2021年2月10日 星期三

The WHO’s Wuhan Investigation Was Never Going to Satisfy Anyone

Amid rising tensions between the U.S. and China, the true origin of the coronavirus pandemic has become a highly fraught  topic. Perhaps, China hawks in the U.S. suggest, Chinese authorities are covering up either a catastrophic error or a deliberate attack that caused the pandemic. Or maybe, their counterparts in China respond, the disease didn’t come from China at all.

The World Health Organization just concluded a fact-finding mission to China was intended as an attempt to turn down the political heat with some hard science—and, presumably, to rebuild the organization’s credibility after being criticized as too deferential to Beijing. But it seems unlikely to change any minds.

For much of last year, the Chinese government, which was criticized for its early attempts to control information about the spread of the virus in Wuhan and its punishment of whistleblowers, resisted pressure to allow an international fact-finding mission into the disease’s origins, while at the same time tightly controlling domestic research. After months of negotiations, it agreed that a 10-scientist team could visit Wuhan, the city where the coronavirus was initially identified. As late as Jan. 6, when the members of the team had already departed their own countries, the WHO and the Chinese government were still haggling over entry visas and arrangements. Tedros Adhanom Ghebreyesus, director-general of the WHO, described himself as “very disappointed” in the lack of cooperation from the Chinese side. This was rare criticism from the WHO leadership, which generally lavished praised on the Chinese government’s COVID response last year, even as subsequent investigations have revealed officials were growing frustrated at the lack of cooperation from Beijing.

In the end, the WHO team was allowed into Wuhan after completing quarantine and praised the level of cooperation and access they were given by their hosts. At a press conference wrapping up its mission on Monday, the researchers didn’t make any huge news. Peter Ben Embarek, the Dannish scientist leading the mission, said the disease was likely transmitted from bats to humans via another animal—though they haven’t identified what animal it was—and was likely circulating, though not widely, in Wuhan before a cluster emerged at the seafood market where it was first identified.

Significantly, Embarek said it was “extremely unlikely” that the virus emerged from a lab. For much of last year, the Trump administration heavily promoted the theory that the virus was the result of either a laboratory accident or a deliberately engineered bioweapon, pointing to two labs in the Wuhan area that were conducting research on coronaviruses. The overall scientific consensus is that the lab leak theory is theoretically possible but highly unlikely, and that it’s far more probable that the disease spilled over from animals to humans organically, just as countless other respiratory illnesses have.

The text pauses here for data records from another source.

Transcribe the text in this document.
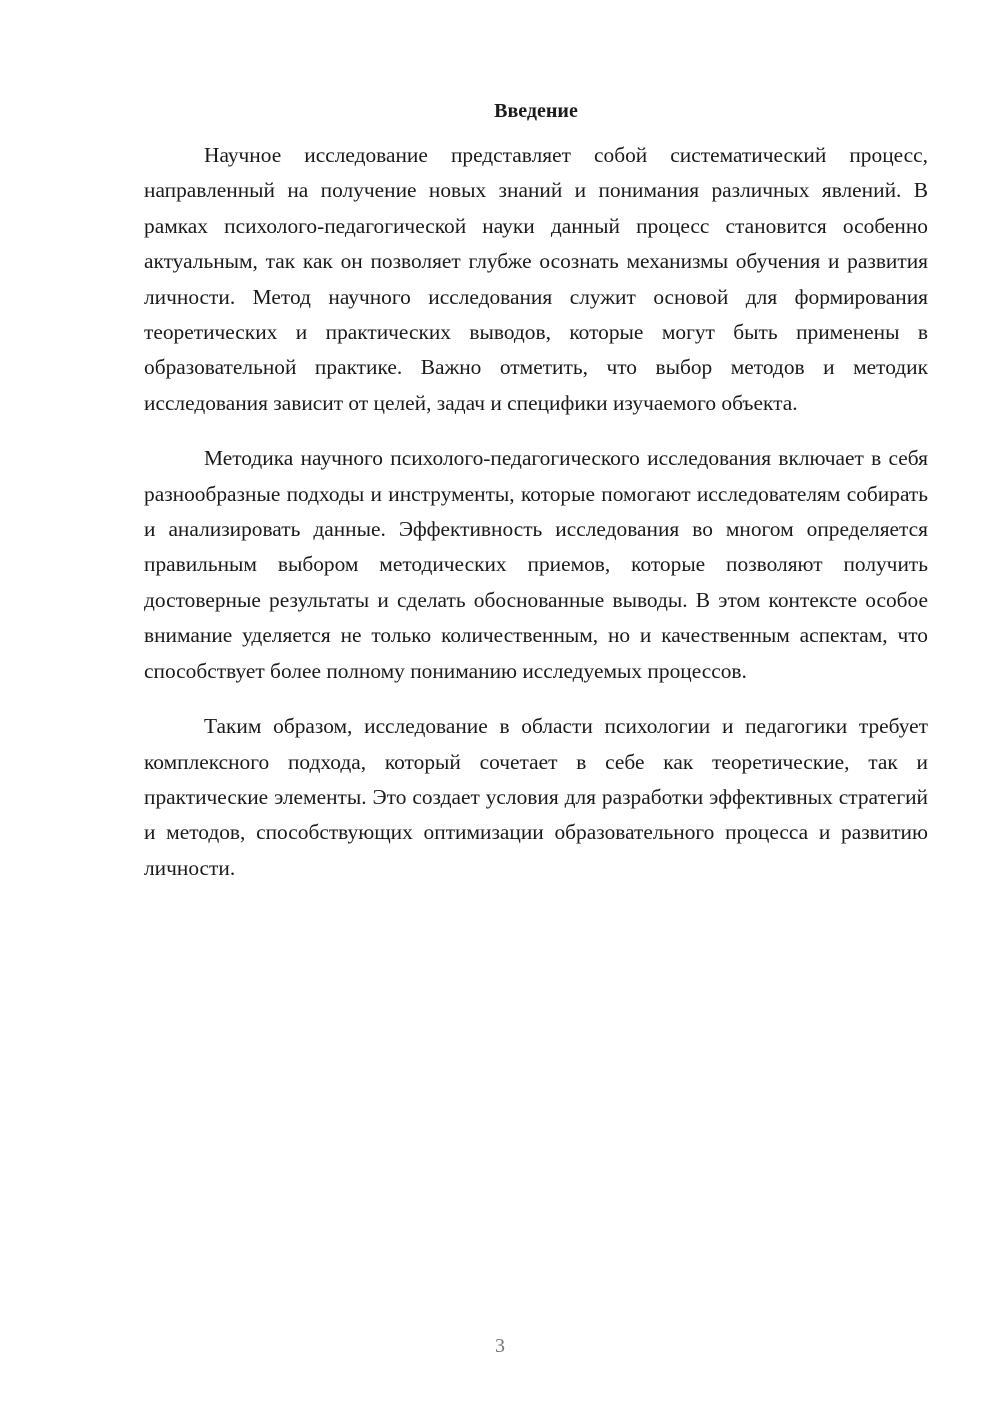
Введение

Научное исследование представляет собой систематический процесс, направленный на получение новых знаний и понимания различных явлений. В рамках психолого-педагогической науки данный процесс становится особенно актуальным, так как он позволяет глубже осознать механизмы обучения и развития личности. Метод научного исследования служит основой для формирования теоретических и практических выводов, которые могут быть применены в образовательной практике. Важно отметить, что выбор методов и методик исследования зависит от целей, задач и специфики изучаемого объекта.

Методика научного психолого-педагогического исследования включает в себя разнообразные подходы и инструменты, которые помогают исследователям собирать и анализировать данные. Эффективность исследования во многом определяется правильным выбором методических приемов, которые позволяют получить достоверные результаты и сделать обоснованные выводы. В этом контексте особое внимание уделяется не только количественным, но и качественным аспектам, что способствует более полному пониманию исследуемых процессов.

Таким образом, исследование в области психологии и педагогики требует комплексного подхода, который сочетает в себе как теоретические, так и практические элементы. Это создает условия для разработки эффективных стратегий и методов, способствующих оптимизации образовательного процесса и развитию личности.

3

But if you do believe the lab theories, the WHO mission probably did little to change your mind. Experts who consider the lab theory at least somewhat plausible were already skeptical that this Chinese-authorized mission could provide any trustworthy answers. It doesn’t help when Embarek does things like pronounce himself satisfied after “long, frank, open discussions” with scientists at the Wuhan Institute of Virology—one of the labs at the center of the theories—and describe them as “the best ones to dismiss the claims and provide answers to all the questions.” As Stanford microbiologist David Relman told the Washington Post, “If the only information you’re allowing to be weighed is provided by the very people who have everything to lose by revealing such evidence, that just doesn’t come close to passing the sniff test.”

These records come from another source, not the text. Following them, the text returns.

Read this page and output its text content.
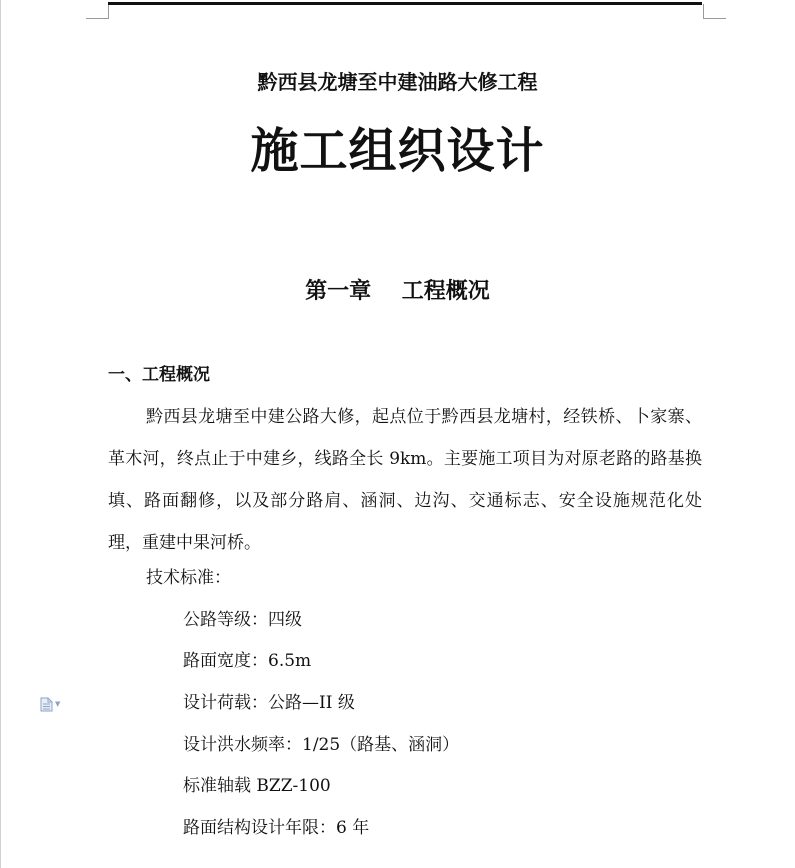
黔西县龙塘至中建油路大修工程
施工组织设计
第一章    工程概况
一、工程概况
黔西县龙塘至中建公路大修，起点位于黔西县龙塘村，经铁桥、卜家寨、革木河，终点止于中建乡，线路全长 9km。主要施工项目为对原老路的路基换填、路面翻修，以及部分路肩、涵洞、边沟、交通标志、安全设施规范化处理，重建中果河桥。
技术标准：
公路等级：四级
路面宽度：6.5m
设计荷载：公路—II 级
设计洪水频率：1/25（路基、涵洞）
标准轴载 BZZ-100
路面结构设计年限：6 年
▼
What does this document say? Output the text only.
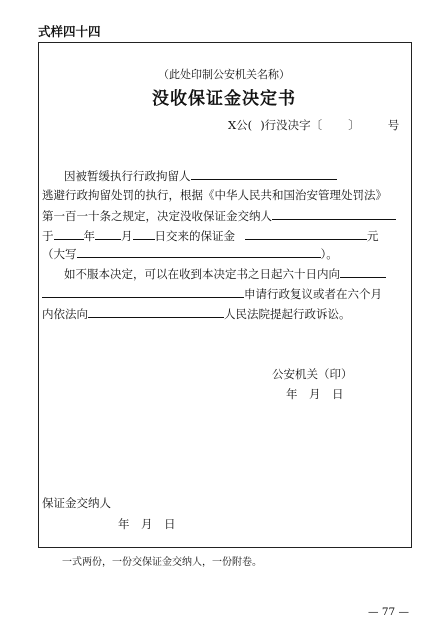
式样四十四
（此处印制公安机关名称）
没收保证金决定书
X公( )行没决字〔 〕 号
因被暂缓执行行政拘留人
逃避行政拘留处罚的执行，根据《中华人民共和国治安管理处罚法》
第一百一十条之规定，决定没收保证金交纳人
于	年 月 日交来的保证金	元
（大写	）。
如不服本决定，可以在收到本决定书之日起六十日内向
申请行政复议或者在六个月
内依法向	人民法院提起行政诉讼。
公安机关（印）
年　月　日
保证金交纳人
年　月　日
一式两份，一份交保证金交纳人，一份附卷。
— 77 —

If anything, the lab leak hypothesis, or at least the “just-asking-questions” variety of it, has only been gaining more mainstream acceptance since Trump’s departure. In an op-ed last week, the Washington Post editorial board described the lab leak hypothesis as a “plausible” theory that “must be investigated,” accusing China of concealing information about the virus’s origins.

Meanwhile, the Chinese government and state-run media have been pushing their own theories in recent months, arguing that the virus originated abroad and was imported into China, perhaps via frozen food imports. (This is a less nutty version than some of the origin stories Chinese diplomats have shared.) Embarek said, in regard to the frozen food theory, that there was “potential to continue to follow this lead,” which will be taken by Chinese authorities as vindication. Chinese foreign ministry spokesman Wang Wenbin said the U.S. should follow China’s lead “be able to invite WHO experts to the U.S. to conduct origin tracing research and inspection,” referring to a longstanding conspiracy theory that the virus actually came from the U.S.

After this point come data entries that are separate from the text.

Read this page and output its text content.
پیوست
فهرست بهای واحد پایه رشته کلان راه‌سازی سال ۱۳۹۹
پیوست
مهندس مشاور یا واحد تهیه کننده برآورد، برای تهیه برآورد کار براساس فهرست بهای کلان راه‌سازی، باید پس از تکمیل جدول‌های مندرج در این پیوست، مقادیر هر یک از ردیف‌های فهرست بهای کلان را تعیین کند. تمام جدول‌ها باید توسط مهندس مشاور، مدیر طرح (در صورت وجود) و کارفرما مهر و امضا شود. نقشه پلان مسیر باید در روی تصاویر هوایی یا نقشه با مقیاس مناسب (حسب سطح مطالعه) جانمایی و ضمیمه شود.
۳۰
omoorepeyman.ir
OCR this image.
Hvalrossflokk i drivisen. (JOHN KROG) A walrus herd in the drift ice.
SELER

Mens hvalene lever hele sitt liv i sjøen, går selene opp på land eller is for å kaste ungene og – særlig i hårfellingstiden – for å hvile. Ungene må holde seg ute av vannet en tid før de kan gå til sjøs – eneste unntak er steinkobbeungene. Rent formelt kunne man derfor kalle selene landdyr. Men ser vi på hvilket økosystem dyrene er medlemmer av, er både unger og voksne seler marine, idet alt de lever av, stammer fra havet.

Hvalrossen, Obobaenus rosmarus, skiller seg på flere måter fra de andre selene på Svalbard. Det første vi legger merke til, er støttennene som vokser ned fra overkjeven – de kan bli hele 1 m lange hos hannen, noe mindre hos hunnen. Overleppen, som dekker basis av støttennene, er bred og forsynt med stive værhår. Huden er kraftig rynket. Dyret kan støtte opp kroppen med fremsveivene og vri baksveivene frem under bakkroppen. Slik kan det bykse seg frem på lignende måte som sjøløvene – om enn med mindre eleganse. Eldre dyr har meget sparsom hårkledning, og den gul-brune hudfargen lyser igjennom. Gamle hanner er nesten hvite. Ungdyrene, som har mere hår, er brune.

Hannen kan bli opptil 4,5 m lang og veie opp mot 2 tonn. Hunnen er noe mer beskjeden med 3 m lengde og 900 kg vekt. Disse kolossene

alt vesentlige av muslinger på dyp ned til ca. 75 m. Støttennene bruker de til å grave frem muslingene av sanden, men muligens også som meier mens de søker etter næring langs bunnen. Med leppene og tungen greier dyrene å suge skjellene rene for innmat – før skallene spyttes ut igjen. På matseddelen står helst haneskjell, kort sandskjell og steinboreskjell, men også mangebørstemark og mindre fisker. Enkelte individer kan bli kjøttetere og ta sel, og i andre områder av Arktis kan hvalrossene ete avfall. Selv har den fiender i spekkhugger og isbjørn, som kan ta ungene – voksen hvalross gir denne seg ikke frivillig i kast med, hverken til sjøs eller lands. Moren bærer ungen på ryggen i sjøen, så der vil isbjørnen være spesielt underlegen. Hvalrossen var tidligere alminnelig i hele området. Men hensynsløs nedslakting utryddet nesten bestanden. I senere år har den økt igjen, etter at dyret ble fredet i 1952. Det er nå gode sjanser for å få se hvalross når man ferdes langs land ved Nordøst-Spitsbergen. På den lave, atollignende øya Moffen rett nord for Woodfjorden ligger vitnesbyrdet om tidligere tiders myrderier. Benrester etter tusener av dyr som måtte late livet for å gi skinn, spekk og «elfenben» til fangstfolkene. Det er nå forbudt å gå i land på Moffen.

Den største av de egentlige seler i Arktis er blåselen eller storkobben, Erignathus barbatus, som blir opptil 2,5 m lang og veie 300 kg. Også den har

White House Press Secretary Jen Psaki said this week that the U.S. government would conduct its own review of the team’s findings and noted that the U.S. was not involved in the planning of the WHO meeting since the Trump administration had withdrawn from the organization last summer, in large part because of its relationship with China. While the U.S. has now rejoined the WHO, she added that it is “imperative that we have our own team of experts on the ground”. China seems pretty unlikely to allow that in the current atmosphere.

Despite the months of reluctance and obstruction, the WHO mission was mostly a public relations win for China. It not only refuted some of the more explosive anti-Chinese allegations, but also gave their hosts what definitely seemed like some excessive praise for cooperation and transparency. On the other hand, as long as Chinese authorities keep pushing their own dubious theories, the information war seems likely to continue.